La conclusion est formelle : il ne faut pas abandonner l’oraison sous prétexte que nous sommes dans la nuit et que nous y connaissons un cinéma intérieur qui semble incompatible avec la contemplation.

Mais « que faire pour apaiser ce bruit ? » se demande le Père Marie-Eugène.

Affirmons d’abord que si ces distractions ne sont pas volontaires, un acte de notre vertu théologale de foi nous fixe certainement en Dieu, aussi longtemps que nous le prolongeons. Dans ce contact de foi, Dieu ne peut pas ne pas se donner parce qu’il est Amour, c’est-à-dire « bien diffusif de lui-même ». Cet acte de foi, sans faire cesser ce bruit dans la région du « sens », nous oriente vers la « cellule » la plus intime de nous-même, « la région paisible de l’esprit » où Dieu habite dans la paix. Le Père Marie-Eugène rappelle ici tout l’enseignement de saint Jean de la Croix sur la vertu théologale de foi. Mais il précise qu’en cette sécheresse contemplative, si le regard de foi doit être « paisible », son exercice est « subtil ».

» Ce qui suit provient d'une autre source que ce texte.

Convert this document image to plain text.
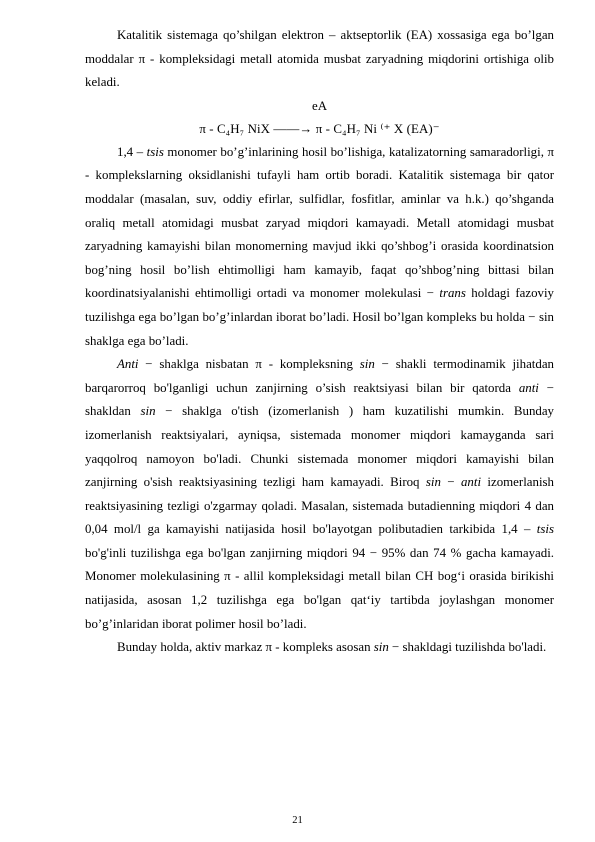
Katalitik sistemaga qo’shilgan elektron – aktseptorlik (EA) xossasiga ega bo’lgan moddalar π - kompleksidagi metall atomida musbat zaryadning miqdorini ortishiga olib keladi.

eA

π - C₄H₇ NiX ——→ π - C₄H₇ Ni ⁽⁺ X (EA)⁻

1,4 – tsis monomer bo’g’inlarining hosil bo’lishiga, katalizatorning samaradorligi, π - komplekslarning oksidlanishi tufayli ham ortib boradi. Katalitik sistemaga bir qator moddalar (masalan, suv, oddiy efirlar, sulfidlar, fosfitlar, aminlar va h.k.) qo’shganda oraliq metall atomidagi musbat zaryad miqdori kamayadi. Metall atomidagi musbat zaryadning kamayishi bilan monomerning mavjud ikki qo’shbog’i orasida koordinatsion bog’ning hosil bo’lish ehtimolligi ham kamayib, faqat qo’shbog’ning bittasi bilan koordinatsiyalanishi ehtimolligi ortadi va monomer molekulasi − trans holdagi fazoviy tuzilishga ega bo’lgan bo’g’inlardan iborat bo’ladi. Hosil bo’lgan kompleks bu holda − sin shaklga ega bo’ladi.

Anti − shaklga nisbatan π - kompleksning sin − shakli termodinamik jihatdan barqarorroq bo'lganligi uchun zanjirning o’sish reaktsiyasi bilan bir qatorda anti − shakldan sin − shaklga o'tish (izomerlanish ) ham kuzatilishi mumkin. Bunday izomerlanish reaktsiyalari, ayniqsa, sistemada monomer miqdori kamayganda sari yaqqolroq namoyon bo'ladi. Chunki sistemada monomer miqdori kamayishi bilan zanjirning o'sish reaktsiyasining tezligi ham kamayadi. Biroq sin − anti izomerlanish reaktsiyasining tezligi o'zgarmay qoladi. Masalan, sistemada butadienning miqdori 4 dan 0,04 mol/l ga kamayishi natijasida hosil bo'layotgan polibutadien tarkibida 1,4 – tsis bo'g'inli tuzilishga ega bo'lgan zanjirning miqdori 94 − 95% dan 74 % gacha kamayadi. Monomer molekulasining π - allil kompleksidagi metall bilan CH bog‘i orasida birikishi natijasida, asosan 1,2 tuzilishga ega bo'lgan qat‘iy tartibda joylashgan monomer bo’g’inlaridan iborat polimer hosil bo’ladi.

Bunday holda, aktiv markaz π - kompleks asosan sin − shakldagi tuzilishda bo'ladi.

21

Difficultés qui mettent à la torture les âmes contemplatives

C’est ici que les lois psychologiques deviennent importantes à cause de leur caractère déconcertant. Voici ce que le Père Marie-Eugène écrit à ce sujet :

« … La réalisation du silence intérieur est hérissée de difficultés qui mettent à la torture les âmes contemplatives. Un certain progrès réalisé est suivi d’une régression angoissante, d’une impossibilité quasi absolue de discipliner les facultés autrefois dociles à l’oraison. L’âme s’inquiète, s’agite. Les erreurs de tactique sont fréquentes, favorisées d’ailleurs par maints préjugés courants sur la pacification intérieure qui accompagne le progrès spirituel.

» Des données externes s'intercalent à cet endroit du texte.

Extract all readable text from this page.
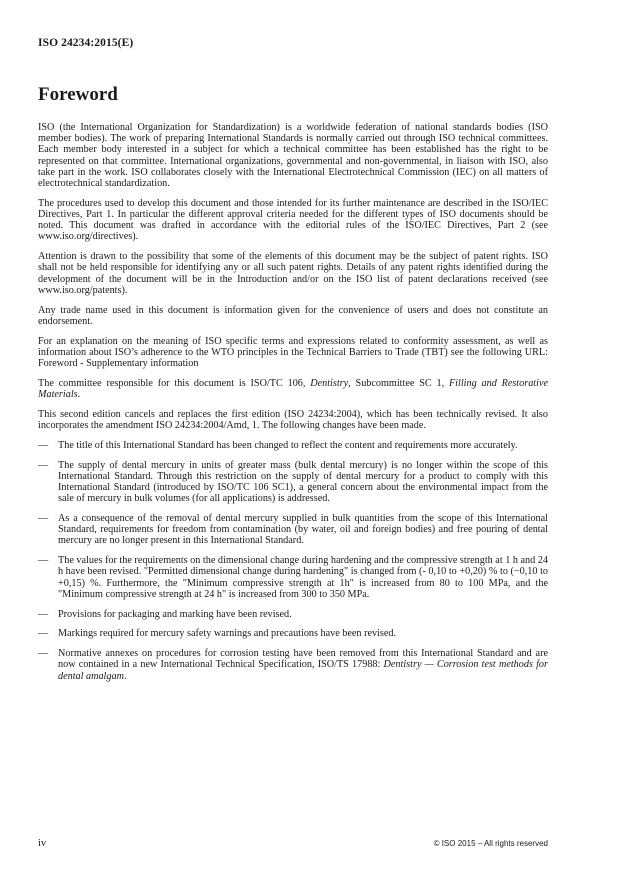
ISO 24234:2015(E)
Foreword

ISO (the International Organization for Standardization) is a worldwide federation of national standards bodies (ISO member bodies). The work of preparing International Standards is normally carried out through ISO technical committees. Each member body interested in a subject for which a technical committee has been established has the right to be represented on that committee. International organizations, governmental and non-governmental, in liaison with ISO, also take part in the work. ISO collaborates closely with the International Electrotechnical Commission (IEC) on all matters of electrotechnical standardization.

The procedures used to develop this document and those intended for its further maintenance are described in the ISO/IEC Directives, Part 1. In particular the different approval criteria needed for the different types of ISO documents should be noted. This document was drafted in accordance with the editorial rules of the ISO/IEC Directives, Part 2 (see www.iso.org/directives).

Attention is drawn to the possibility that some of the elements of this document may be the subject of patent rights. ISO shall not be held responsible for identifying any or all such patent rights. Details of any patent rights identified during the development of the document will be in the Introduction and/or on the ISO list of patent declarations received (see www.iso.org/patents).

Any trade name used in this document is information given for the convenience of users and does not constitute an endorsement.

For an explanation on the meaning of ISO specific terms and expressions related to conformity assessment, as well as information about ISO’s adherence to the WTO principles in the Technical Barriers to Trade (TBT) see the following URL: Foreword - Supplementary information

The committee responsible for this document is ISO/TC 106, Dentistry, Subcommittee SC 1, Filling and Restorative Materials.

This second edition cancels and replaces the first edition (ISO 24234:2004), which has been technically revised. It also incorporates the amendment ISO 24234:2004/Amd, 1. The following changes have been made.

— The title of this International Standard has been changed to reflect the content and requirements more accurately.
— The supply of dental mercury in units of greater mass (bulk dental mercury) is no longer within the scope of this International Standard. Through this restriction on the supply of dental mercury for a product to comply with this International Standard (introduced by ISO/TC 106 SC1), a general concern about the environmental impact from the sale of mercury in bulk volumes (for all applications) is addressed.
— As a consequence of the removal of dental mercury supplied in bulk quantities from the scope of this International Standard, requirements for freedom from contamination (by water, oil and foreign bodies) and free pouring of dental mercury are no longer present in this International Standard.
— The values for the requirements on the dimensional change during hardening and the compressive strength at 1 h and 24 h have been revised. "Permitted dimensional change during hardening" is changed from (- 0,10 to +0,20) % to (−0,10 to +0,15) %. Furthermore, the "Minimum compressive strength at 1h" is increased from 80 to 100 MPa, and the "Minimum compressive strength at 24 h" is increased from 300 to 350 MPa.
— Provisions for packaging and marking have been revised.
— Markings required for mercury safety warnings and precautions have been revised.
— Normative annexes on procedures for corrosion testing have been removed from this International Standard and are now contained in a new International Technical Specification, ISO/TS 17988: Dentistry — Corrosion test methods for dental amalgam.
iv	© ISO 2015 – All rights reserved
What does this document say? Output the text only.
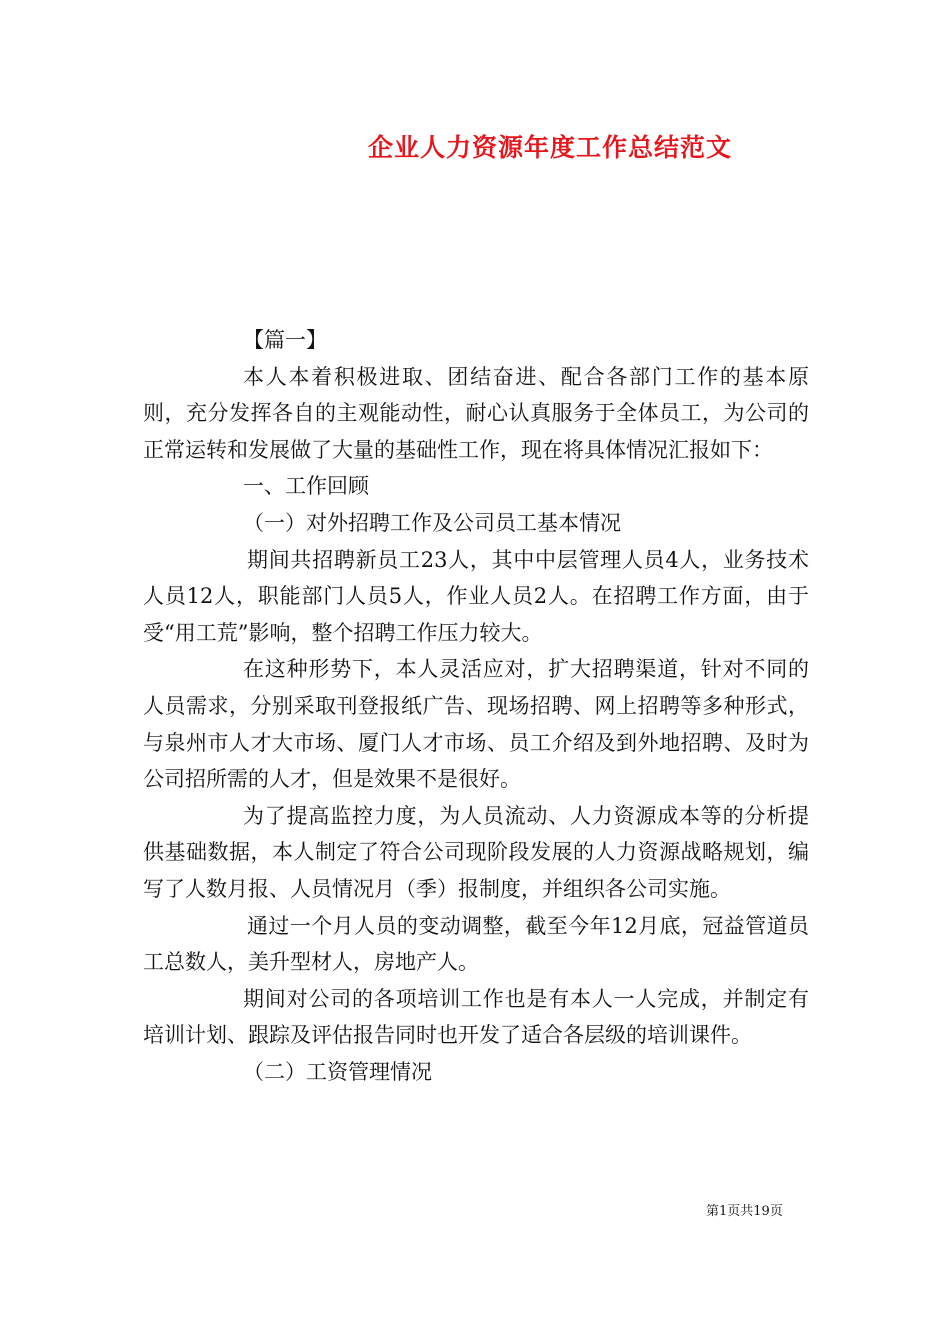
企业人力资源年度工作总结范文

【篇一】

本人本着积极进取、团结奋进、配合各部门工作的基本原则，充分发挥各自的主观能动性，耐心认真服务于全体员工，为公司的正常运转和发展做了大量的基础性工作，现在将具体情况汇报如下：

一、工作回顾

（一）对外招聘工作及公司员工基本情况

期间共招聘新员工23人，其中中层管理人员4人，业务技术人员12人，职能部门人员5人，作业人员2人。在招聘工作方面，由于受“用工荒”影响，整个招聘工作压力较大。

在这种形势下，本人灵活应对，扩大招聘渠道，针对不同的人员需求，分别采取刊登报纸广告、现场招聘、网上招聘等多种形式，与泉州市人才大市场、厦门人才市场、员工介绍及到外地招聘、及时为公司招所需的人才，但是效果不是很好。

为了提高监控力度，为人员流动、人力资源成本等的分析提供基础数据，本人制定了符合公司现阶段发展的人力资源战略规划，编写了人数月报、人员情况月（季）报制度，并组织各公司实施。

通过一个月人员的变动调整，截至今年12月底，冠益管道员工总数人，美升型材人，房地产人。

期间对公司的各项培训工作也是有本人一人完成，并制定有培训计划、跟踪及评估报告同时也开发了适合各层级的培训课件。

（二）工资管理情况

第1页共19页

Sainte Thérèse (d’Avila) nous détaille maintes fois ses souffrances sur ce point et nous assure qu’elles furent augmentées par son ignorance de certaines lois de la psychologie et de l’action de Dieu… » 29.

L’absence de silence intérieur met à la torture les âmes contemplatives ! Le Père Marie-Eugène parle d’une impossibilité quasi absolue de discipliner lés facultés de l’âme qui entraîne des « erreurs de tactique fréquentes ». Notre maître, qui ne veut pourtant pas nous décourager insiste une fois encore au contraire sur la complexité de la conduite à tenir. Il commence par affirmer dans le chapitre qui nous intéresse :

« C’est une guerre d’usure sans profit et néfaste que celle que l’on mène contre des forces qu’on ne peut dominer en soi. Telle est l’agitation des facultés en cette sécheresse contemplative. À lutter contre elle avec violence, on épuiserait promptement ses forces et on troublerait les opérations pacifiques de la contemplation » 30.

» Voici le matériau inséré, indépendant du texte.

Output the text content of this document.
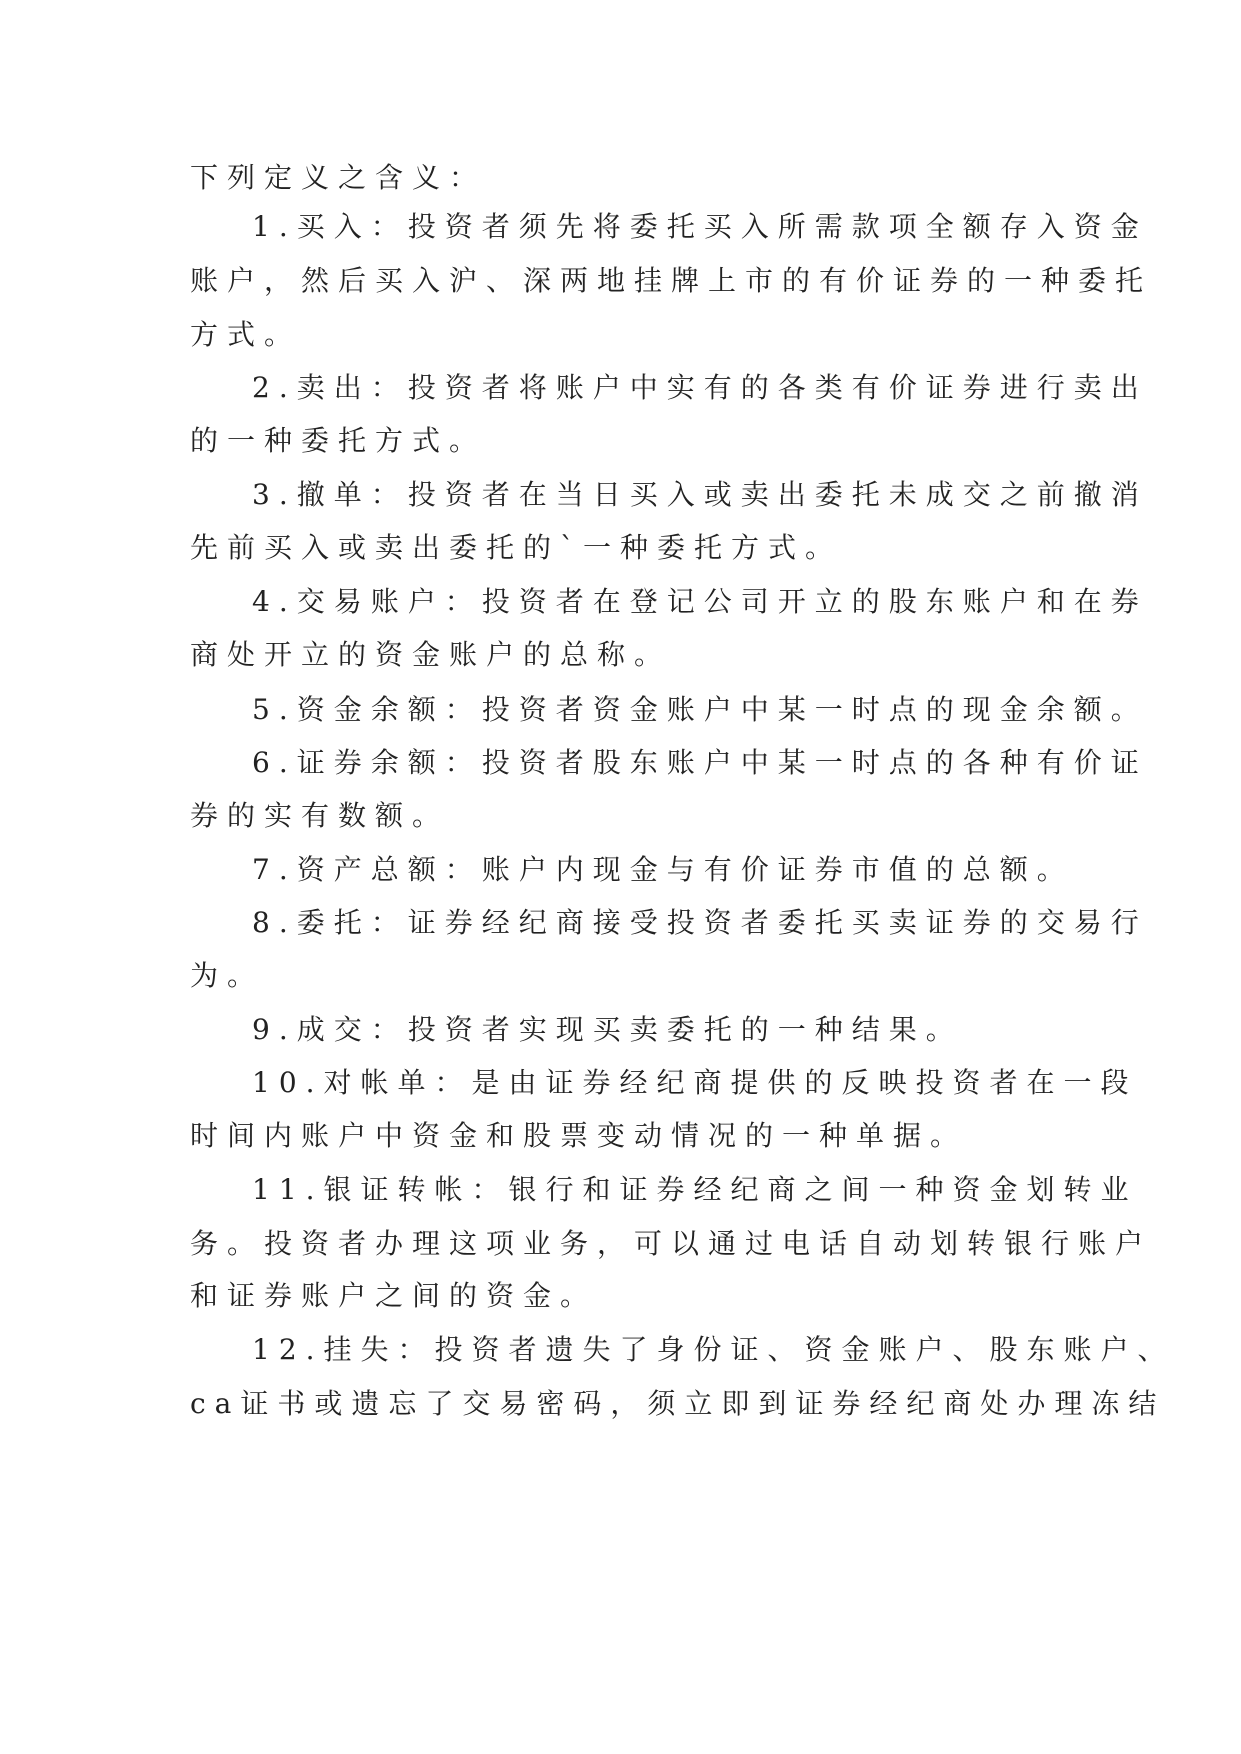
下列定义之含义：
1.买入：投资者须先将委托买入所需款项全额存入资金
账户，然后买入沪、深两地挂牌上市的有价证券的一种委托
方式。
2.卖出：投资者将账户中实有的各类有价证券进行卖出
的一种委托方式。
3.撤单：投资者在当日买入或卖出委托未成交之前撤消
先前买入或卖出委托的`一种委托方式。
4.交易账户：投资者在登记公司开立的股东账户和在券
商处开立的资金账户的总称。
5.资金余额：投资者资金账户中某一时点的现金余额。
6.证券余额：投资者股东账户中某一时点的各种有价证
券的实有数额。
7.资产总额：账户内现金与有价证券市值的总额。
8.委托：证券经纪商接受投资者委托买卖证券的交易行
为。
9.成交：投资者实现买卖委托的一种结果。
10.对帐单：是由证券经纪商提供的反映投资者在一段
时间内账户中资金和股票变动情况的一种单据。
11.银证转帐：银行和证券经纪商之间一种资金划转业
务。投资者办理这项业务，可以通过电话自动划转银行账户
和证券账户之间的资金。
12.挂失：投资者遗失了身份证、资金账户、股东账户、
ca证书或遗忘了交易密码，须立即到证券经纪商处办理冻结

Dans le chapitre sur « Le silence », il avait déjà écrit : « la lutte directe est inutile et nuisible » car « si l’âme court après les facultés bruyantes, elle perd le contact de Dieu et risque fort de perdre la contemplation » 31. Et il concluait :

« Tel est le problème du silence, complexe et subtil à dérouter toute analyse. Cet exposé nous laisse pour le moins entrevoir combien le pratiquer est un art difficile, presque décevant. À vouloir faire régner la paix en des régions où se rencontrent l’action directe de Dieu, l’influence du démon, les impuissances de la faiblesse humaine et les réactions de nos tendances, l’effort le plus généreux ne saurait éviter les maladresses, les fautes, et souvent la souffrance et l’échec apparent. Aussi bien est-ce par l’humiliation et la patience, plus que par les habiletés d’un art cependant nécessaire, que l’âme triomphera en attirant la miséricorde qui purifie, guérit et apaise » 32.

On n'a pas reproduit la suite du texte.